In Designing for Live Performance this week, we read “Hedwig and the Angry Inch” and were tasked with answering the questions in Elinor Fuch’s “Visit to a Small Planet: Some Questions to Ask a Play.” Here goes…

I. THE WORLD OF THE PLAY: FIRST THINGS FIRST.

The space of this world is interior; it takes place on stage using a “recycled” Broadway set. The time is real time. It’s a performance, but it goes in and out of memories that span several years. The mood is big, theatrical, attention seeking.

The dressing room is the unseen place in this play. It’s the place where the characters are outside of the public eye. It’s where they can be seen without their showy outfits and makeup—where they are most vulnerable.

The music is people-pleasing, Broadway music.

II. THE SOCIAL WORLD OF THE PLAY: A CLOSER LOOK

This is a public world—it’s a performance. There is one central figure with a few supporting actors. The figures are exaggerated. They are very concerned with appearance. The language of this planet is song. The songs are either monologues or duets.

III. WHAT CHANGES?

There are two levels of changes, what is happening on stage and what is happening in Hedwig’s life as told through her memories. In Hedwig’s memories, Hedwig begins as a boy, has a sex change operation in the middle of the play, and is a woman at the end.

On stage, Hedwig wears the wig at the opening, while at the closing Yitzhak does. In the center of the play, as the Berlin Wall falls, Hedwig, in her memories, rips her wig off and throws it. The wig plays an important role throughout the play. Depending on the moment it can be either a sign of freedom or of repression.

From the beginning to the end of the play, Hedwig finds some self-forgiveness, and as a result some freedom and self love. The personal struggle remains constant.

This world does not change. It has shifted slightly for two people, but the environment remains difficult. The underlying problems have not been solved.

IV. DON’T FORGET YOURSELF

This plays asks me, the viewer, to witness the lives of those living at the fringes of society—immigrants (people trying to find a better future), and LGBTQ people. But more than that, it asks me to consider what humans, all humans, are seeking through their search for love.

V. THEATRICAL MIRRORS

For me, this world speaks to the dramatic world of Rent.
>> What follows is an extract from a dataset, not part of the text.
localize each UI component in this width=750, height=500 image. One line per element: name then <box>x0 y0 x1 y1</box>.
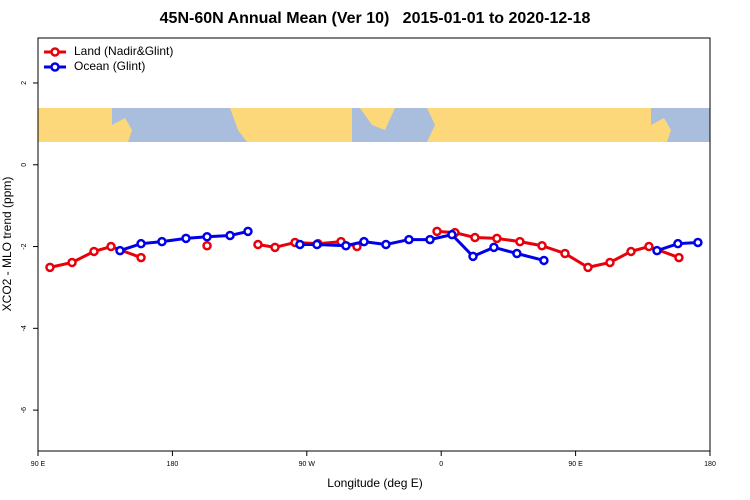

They are both Broadway shows that give windows into people living on the fringes of society in the U.S. It also speaks to me a bit of Chicago for its theatrical showgirlyness.

VI. THE CHARACTER FITS THE PATTERN

The world is one that appears very superficial—an old broadway set, over-the-top makeup and clothing. This showiness allows for actual truth from the characters to shine more brightly as they stand out in contrast to their environment.